Anxiety and Depression Comorbidity: Implications and Intervention

Naomi M. Simon, MD; Jerrold F. Rosenbaum, MD


March 27, 2003

In This Article

Implications of Comorbidity

There has been growing interest and concern about the high rates of comorbidity of anxiety disorders and depression, now clearly documented in both epidemiologic[1] and clinical samples. The presence of comorbidity has been repeatedly shown to have a negative impact on course, including elevated rates of suicidality, greater severity of the primary disorder, greater impairments in social and occupational functioning, and poorer response to treatment.[2,3] For example, a study in a primary care sample found that while the odds of suicidal ideation in patients with major depression alone was 5 times that of patients with no psychiatric disorder, patients with panic disorder comorbid with major depression had triple that (odds ratio = 15.4).[4]

These high rates of lifetime diagnostic comorbidity have also resulted in growing interest in re-examining psychiatric nosology.
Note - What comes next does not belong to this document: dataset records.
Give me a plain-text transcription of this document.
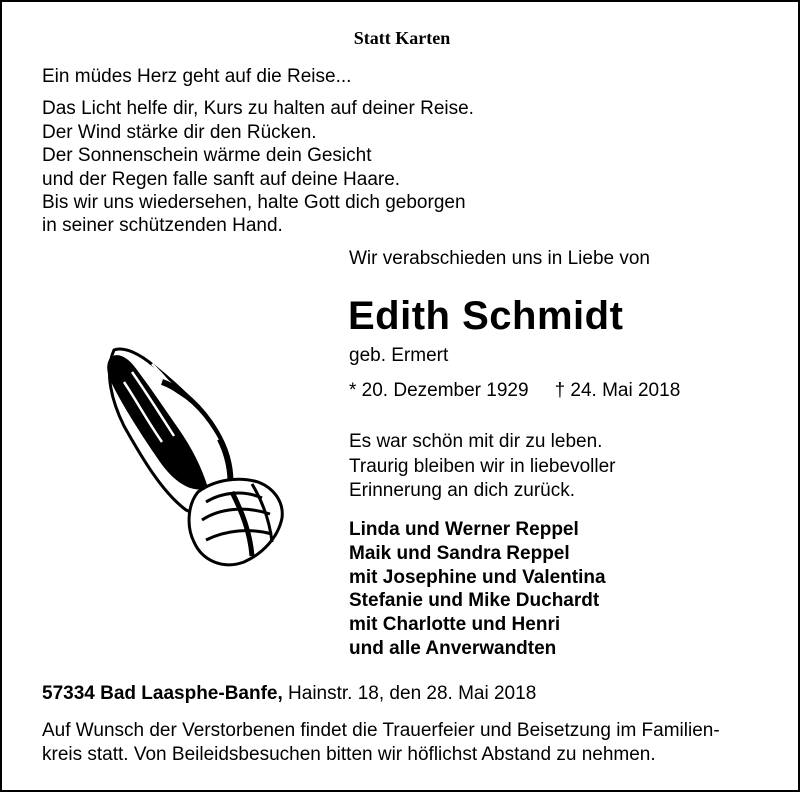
Statt Karten
Ein müdes Herz geht auf die Reise...
Das Licht helfe dir, Kurs zu halten auf deiner Reise.
Der Wind stärke dir den Rücken.
Der Sonnenschein wärme dein Gesicht
und der Regen falle sanft auf deine Haare.
Bis wir uns wiedersehen, halte Gott dich geborgen
in seiner schützenden Hand.
Wir verabschieden uns in Liebe von
Edith Schmidt
geb. Ermert
* 20. Dezember 1929 † 24. Mai 2018
Es war schön mit dir zu leben.
Traurig bleiben wir in liebevoller
Erinnerung an dich zurück.
Linda und Werner Reppel
Maik und Sandra Reppel
mit Josephine und Valentina
Stefanie und Mike Duchardt
mit Charlotte und Henri
und alle Anverwandten
57334 Bad Laasphe-Banfe, Hainstr. 18, den 28. Mai 2018
Auf Wunsch der Verstorbenen findet die Trauerfeier und Beisetzung im Familien-
kreis statt. Von Beileidsbesuchen bitten wir höflichst Abstand zu nehmen.
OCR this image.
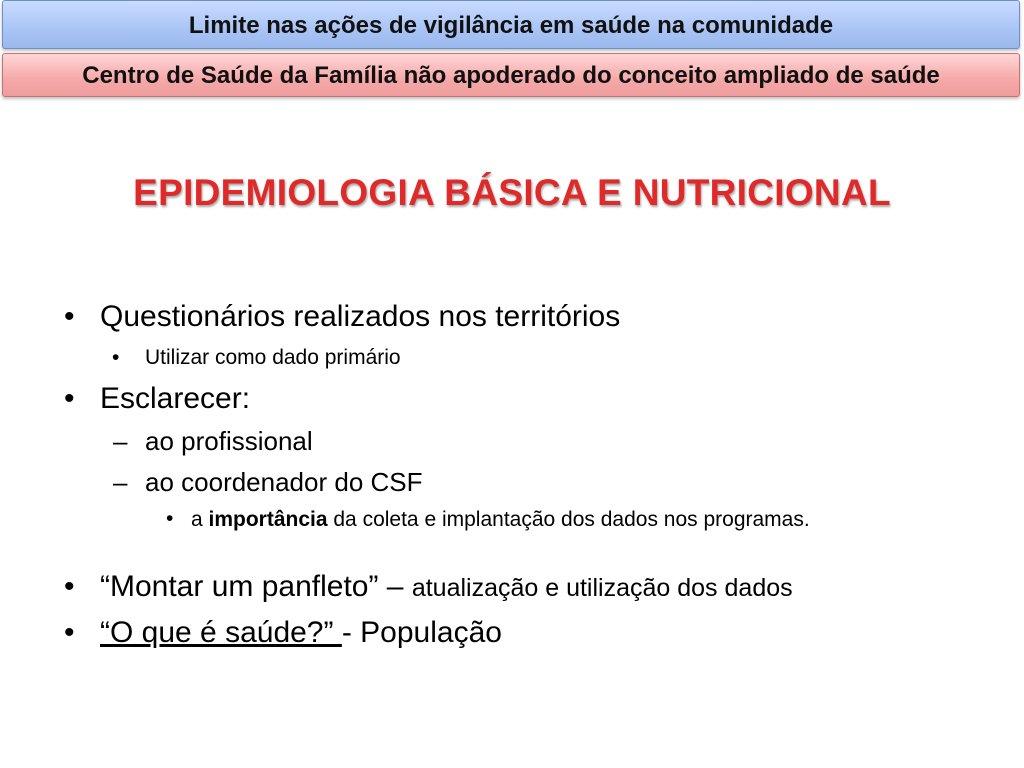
Limite nas ações de vigilância em saúde na comunidade
Centro de Saúde da Família não apoderado do conceito ampliado de saúde
EPIDEMIOLOGIA BÁSICA E NUTRICIONAL
• Questionários realizados nos territórios
• Utilizar como dado primário
• Esclarecer:
– ao profissional
– ao coordenador do CSF
• a importância da coleta e implantação dos dados nos programas.
• “Montar um panfleto” – atualização e utilização dos dados
• “O que é saúde?” - População
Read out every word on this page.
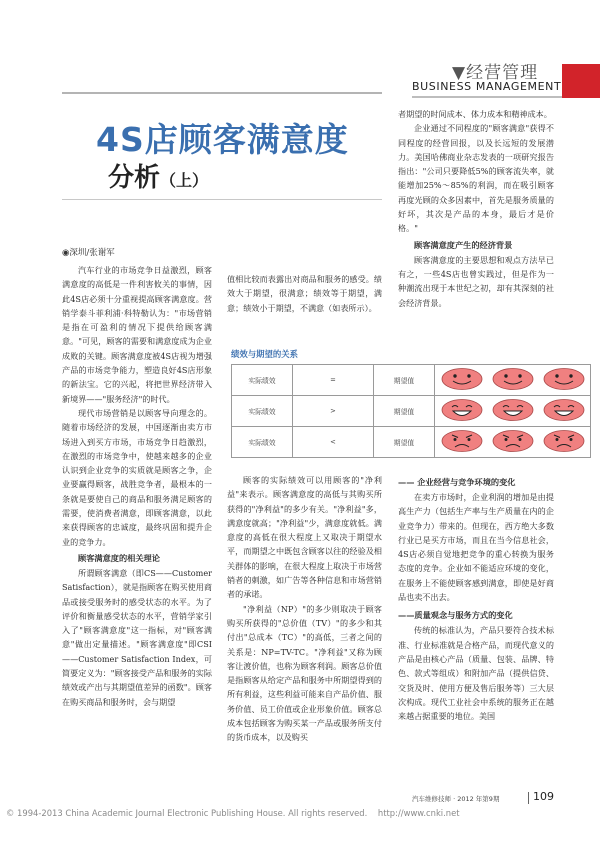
▼经营管理
BUSINESS MANAGEMENT
4S店顾客满意度
分析（上）
◉深圳/张谢军

汽车行业的市场竞争日益激烈，顾客满意度的高低是一件利害攸关的事情，因此4S店必须十分重视提高顾客满意度。营销学泰斗菲利浦·科特勒认为："市场营销是指在可盈利的情况下提供给顾客满意。"可见，顾客的需要和满意度成为企业成败的关键。顾客满意度被4S店视为增强产品的市场竞争能力，塑造良好4S店形象的新法宝。它的兴起，将把世界经济带入新境界——"服务经济"的时代。

现代市场营销是以顾客导向理念的。随着市场经济的发展，中国逐渐由卖方市场进入到买方市场，市场竞争日趋激烈，在激烈的市场竞争中，使越来越多的企业认识到企业竞争的实质就是顾客之争，企业要赢得顾客，战胜竞争者，最根本的一条就是要使自己的商品和服务满足顾客的需要，使消费者满意，即顾客满意，以此来获得顾客的忠诚度，最终巩固和提升企业的竞争力。

顾客满意度的相关理论

所谓顾客满意（即CS——Customer Satisfaction），就是指顾客在购买使用商品或接受服务时的感受状态的水平。为了评价和衡量感受状态的水平，营销学家引入了"顾客满意度"这一指标，对"顾客满意"做出定量描述。"顾客满意度"即CSI——Customer Satisfaction Index，可简要定义为："顾客接受产品和服务的实际绩效或产出与其期望值差异的函数"。顾客在购买商品和服务时，会与期望

值相比较而表露出对商品和服务的感受。绩效大于期望，很满意；绩效等于期望，满意；绩效小于期望，不满意（如表所示）。

绩效与期望的关系
实际绩效	=	期望值	
实际绩效	>	期望值	
实际绩效	<	期望值	

顾客的实际绩效可以用顾客的"净利益"来表示。顾客满意度的高低与其购买所获得的"净利益"的多少有关。"净利益"多，满意度就高；"净利益"少，满意度就低。满意度的高低在很大程度上又取决于期望水平，而期望之中既包含顾客以往的经验及相关群体的影响，在很大程度上取决于市场营销者的刺激，如广告等各种信息和市场营销者的承诺。

"净利益（NP）"的多少则取决于顾客购买所获得的"总价值（TV）"的多少和其付出"总成本（TC）"的高低，三者之间的关系是：NP=TV-TC。"净利益"又称为顾客让渡价值，也称为顾客利润。顾客总价值是指顾客从给定产品和服务中所期望得到的所有利益，这些利益可能来自产品价值、服务价值、员工价值或企业形象价值。顾客总成本包括顾客为购买某一产品或服务所支付的货币成本，以及购买

者期望的时间成本、体力成本和精神成本。

企业通过不同程度的"顾客满意"获得不同程度的经营回报，以及长远短的发展潜力。美国哈佛商业杂志发表的一项研究报告指出："公司只要降低5%的顾客流失率，就能增加25%～85%的利润，而在吸引顾客再度光顾的众多因素中，首先是服务质量的好坏，其次是产品的本身，最后才是价格。"

顾客满意度产生的经济背景

顾客满意度的主要思想和观点方法早已有之，一些4S店也曾实践过，但是作为一种潮流出现于本世纪之初，却有其深刻的社会经济背景。

—— 企业经营与竞争环境的变化

在卖方市场时，企业利润的增加是由提高生产力（包括生产率与生产质量在内的企业竞争力）带来的。但现在，西方绝大多数行业已是买方市场，而且在当今信息社会，4S店必须自觉地把竞争的重心转换为服务态度的竞争。企业如不能适应环境的变化，在服务上不能使顾客感到满意，即使是好商品也卖不出去。

——质量观念与服务方式的变化

传统的标准认为，产品只要符合技术标准、行业标准就是合格产品，而现代意义的产品是由核心产品（质量、包装、品牌、特色、款式等组成）和附加产品（提供信贷、交货及时、使用方便及售后服务等）三大层次构成。现代工业社会中系统的服务正在越来越占据重要的地位。美国

汽车维修技师 · 2012 年第9期	109
© 1994-2013 China Academic Journal Electronic Publishing House. All rights reserved.    http://www.cnki.net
As the chronicity of mood and anxiety disorders has been recognized, focus has shifted toward lifetime comorbidities and the interaction of risk for one type of mood or anxiety disorder with elevated risk for another. However, some groups have suggested that diagnostic categories in the Diagnostic and Statistical Manual of Mental Disorders are somewhat arbitrarily defined, and that the overlap of anxiety and affective symptoms may be better understood within a spectrum approach, as recently reviewed by Maser and colleagues.[5] The negative impact of panic spectrum symptoms in particular on treatment of both unipolar depression[6] and bipolar disorder[7] has now been well documented. It remains to be shown whether a diagnostic or spectrum approach to comorbidity will be more useful to clinicians in selecting treatment interventions; attempts are ongoing to find differential predictors of response to help guide optimal treatment selection. To date, however, the limited data available about the treatment of anxiety and depression comorbidity have been examined based on diagnostic categories.

There has also been an interest in determining which disorder comes first, anxiety or depression, with the hope of intervening early to prevent the onset of the second disorder. Studies to date, however, have not found a simple answer. While it has been well documented prospectively that an early onset of anxiety disorders predisposes to later onset of major depression,[8] only approximately two thirds of patients with major depressive disorder (MDD) and generalized anxiety disorder (GAD), social anxiety disorder (SAD), or posttraumatic stress disorder (PTSD) have their anxiety disorder onset first, while only one third of patients with panic disorder and MDD do.[9] Further, order of onset has yet to be shown to alter treatment outcome.[10]